When Commons Machinery started, one of the organizations or groups that we reached out to was a W3C community group called ODRL. ODRL stands for Open Digital Rights Language, and is managed by a very enthusiastic fellow called Renato Iannella. The idea of ODRL is to create a general purpose language and a model to express rights digitally using machine readable and machine understandable formatting. An example of when you might use ODRL: John gives permission to Liza play an .mp3 ten times, after which the permission is no longer valid. We can then build this into the software we are using so that it can interpret this permission and ensure that Liza plays this .mp3 only ten times, after which she isn’t able to play it any more. This can be used as Digital Rights Management (DRM), which is not something Commons Machinery likes, but is something that some users of ODRL might be looking for. However, you can also use it for more circumstances more similar to what we are working on, for example: John gives everyone in the world permission to reuse his work, to copy it, to display it, and to use it in other contexts as long as the users give him credit (an attribution requirement) — essentially a creative commons attribution license. You can express this whole range of anything from DRM to non-DRM with ODRL.
In order to be so all-purpose, ODRL makes a number of assumptions about the environments it will be used in. That lets us know already that ODRL is mostly designed to be used within particular domains in business-to-business transactions, between softwares from the same vendor, or between vendors that are collaborating in some way. It’s only when you have an understanding or control in some way of both recipients and senders of the ODRL permissions that you can really make use of it.
Let’s take the example from before: John gives Liza permission to play an .mp3 ten times. One of the questions you can ask yourself is: So which .mp3? That’s something we encountered in our work previously; that in order to identify the work that you’re referring to in many situations you need an identifier (an identifier for digital work is the equivalent of ISBN for a book or ISSN for a journal).
There are a number of different identifiers, and for essentially any domain there is someone who is managing the registry of identifiers. ODRL requires that every asset is marked with an identifier, but it never specifies which, leaving that to the implementation. You need to determine for your particular ODRL implementation which identifier you are going to use for the works you are referring to. Are you going to use something like ISBN expressed as a URI or are you going to use something else? ODRL code doesn’t specify, so you need to invent this yourself.
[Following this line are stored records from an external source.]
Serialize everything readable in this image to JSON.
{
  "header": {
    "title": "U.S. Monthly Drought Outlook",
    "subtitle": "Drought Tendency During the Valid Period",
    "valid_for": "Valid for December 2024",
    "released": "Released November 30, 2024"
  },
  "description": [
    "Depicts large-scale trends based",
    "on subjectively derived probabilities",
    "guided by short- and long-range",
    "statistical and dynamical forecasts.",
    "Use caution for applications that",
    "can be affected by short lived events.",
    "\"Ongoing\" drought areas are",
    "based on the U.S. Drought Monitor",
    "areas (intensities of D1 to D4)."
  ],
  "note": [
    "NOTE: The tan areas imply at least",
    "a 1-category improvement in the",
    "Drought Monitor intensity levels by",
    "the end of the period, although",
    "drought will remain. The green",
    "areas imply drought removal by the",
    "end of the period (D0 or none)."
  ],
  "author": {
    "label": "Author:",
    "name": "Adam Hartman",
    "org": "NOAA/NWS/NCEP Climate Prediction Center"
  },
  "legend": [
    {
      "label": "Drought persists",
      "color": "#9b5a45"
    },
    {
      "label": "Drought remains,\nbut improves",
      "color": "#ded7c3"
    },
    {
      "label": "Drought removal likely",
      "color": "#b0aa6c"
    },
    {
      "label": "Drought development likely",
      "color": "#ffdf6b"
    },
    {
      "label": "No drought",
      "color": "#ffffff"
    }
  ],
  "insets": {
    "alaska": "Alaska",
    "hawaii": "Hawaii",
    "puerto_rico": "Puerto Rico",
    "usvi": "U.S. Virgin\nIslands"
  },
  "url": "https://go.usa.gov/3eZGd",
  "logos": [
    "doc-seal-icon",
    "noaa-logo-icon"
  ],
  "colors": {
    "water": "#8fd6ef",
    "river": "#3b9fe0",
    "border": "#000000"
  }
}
Second challenge is: Who are John and Liza? If you are talking about permissions that John gives to Liza there should be some way of identifying who these people are, and so we need unique identifiers not only for the works but also for the people involved in this transaction. It could also be a company that gives or receives permission, and so a company would need a unique identifier as well. ODRL simply says that we need identifiers for people or organizations, but it doesn’t say what they should look like, who will be managing them, or what particular identifiers we might need.
If you are going to make use of ODRL, you really need to have some control over both the sender and receiver, or at least some understanding with both the sender and receiver about which particular identifier you’re going to use for people or organizations. ODRL is a relatively simple standard. They have kept it lean and clean and a lot of things are built into the core vocabulary of ODRL. This means that a lot of the permissions you are able to give people — like ‘play’ and ‘use’ — are defined, and they have a meaning already in the ODRL standard while other permissions do not. So there could be permissions that are relevant for some industries, but which are not part of the ODRL standard. The IPTC are building on the ODRL standard for one of their standards, but they are extending it and changing the meaning of some of the terms while introducing other terms that make sense for their industry. This is the way that ODRL is supposed to function, but it introduces complexity: if you want to understand what an ODRL policy means then not only do you need the identifiers but you also need to have an understanding of whether you are talking about ODRL core vocabulary or if you are talking about an ODRL extension, and extensions can be anything. There’s no limit to the number of extensions, and it’s up to each particular implementation to deal with this. Whew!
In our work at Commons Machinery, I originally felt that ODRL could be useful if we could get people to use that as a way to express Creative Commons licenses in a machine readable way. Then, as time went on, I realized that we don’t have an issue with permission: our focus is attribution. Permission is something we might get to eventually, but it’s not critical to what we are thinking about right now. We are thinking about how to make it possible to relate a work to its context, not who is or is not allowed to use it. That’s part of the contextual information, but it’s far from the most critical information that we need to convey. We decided to put our work with ODRL on hold indefinitely, until we feel that there’s an actual need to investigate further and to look deeper at the subject of right management. Once we can find support for a use case where this is relevant, we’ll definitely get back to ODRL again.